Agility at the Speed of LifeTM

Emotional Agility and Peak Performance

Peak performance has been defined variously as the state of exceptional functioning, when an individual contributor or team experiences unity, wholeness and strength through focused attention to detail, lack of undue concern with outcome, and deep commitment to results. 

Achieving peak performance requires actively coping with tension, accepting mistakes, taking corrective actions based on evidence rather than emotional state, and constantly assessing progress against objectives and making incremental adjustments. 

The competitive nature of work, whether in business, emergency response, or sports, involves a wide range of emotions, to include anger, fear, hopelessness, and pride, all of which weigh on production. Peak performance is thus critical in every operating environment, and all work scenarios have the potential to negatively affect individual motivation, self-confidence, anxiety and concentration.

The foundation of peak performance is emotional agility. Research shows that enhanced levels of emotional intelligence positively impact leadership style choice, strategies to cope with frustration, and avoidance of burnout and post traumatic stress.

A key factor in peak performance is mental readiness, the ability to meet the demands of production, adapt successfully to risk and accomplish the objective. This includes the capacity to recognize and manage both real and perceived disruptions to performance, of which our emotions are often greater than their stimulants, and arguably more debilitating. 

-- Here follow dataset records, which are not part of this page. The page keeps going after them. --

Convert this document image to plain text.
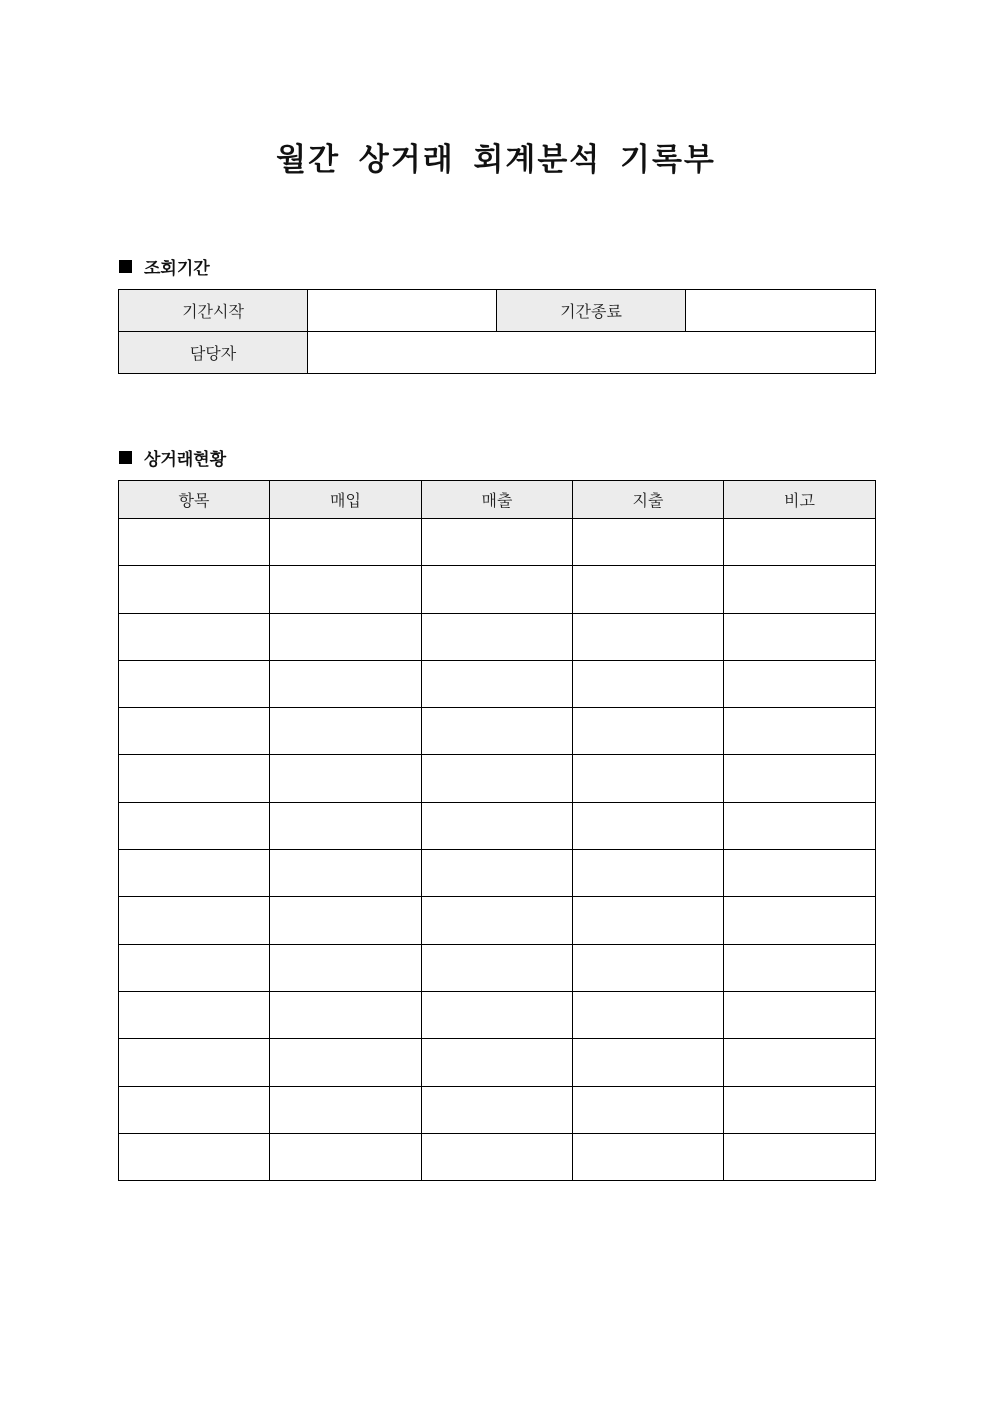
월간 상거래 회계분석 기록부
조회기간
기간시작		기간종료	
담당자			
상거래현황
항목	매입	매출	지출	비고
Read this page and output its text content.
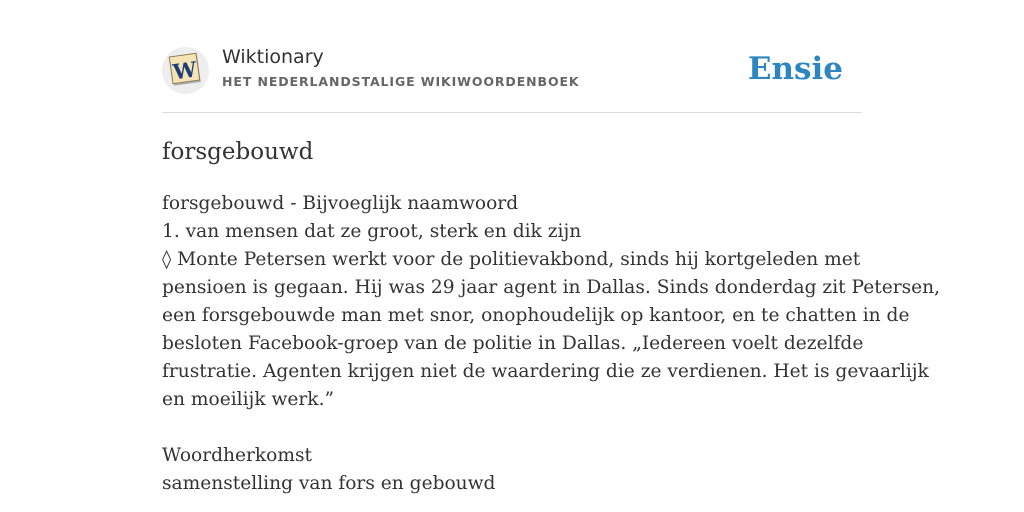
W Wiktionary
HET NEDERLANDSTALIGE WIKIWOORDENBOEK	Ensie
forsgebouwd
forsgebouwd - Bijvoeglijk naamwoord
1. van mensen dat ze groot, sterk en dik zijn
◊ Monte Petersen werkt voor de politievakbond, sinds hij kortgeleden met
pensioen is gegaan. Hij was 29 jaar agent in Dallas. Sinds donderdag zit Petersen,
een forsgebouwde man met snor, onophoudelijk op kantoor, en te chatten in de
besloten Facebook-groep van de politie in Dallas. „Iedereen voelt dezelfde
frustratie. Agenten krijgen niet de waardering die ze verdienen. Het is gevaarlijk
en moeilijk werk.”
Woordherkomst
samenstelling van fors en gebouwd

The bottom line is that every operating environment, whether corporate, tactical (first responder) or athletic, is ripe with potential distractions and is subject to constant changes in operating dynamics. Team members who are distracted by their emotions or the emotions of others are not able to activate their full cognitive capacity, thus lose task focus, make judgment errors, and internalize environmental stress that later manifests as trauma.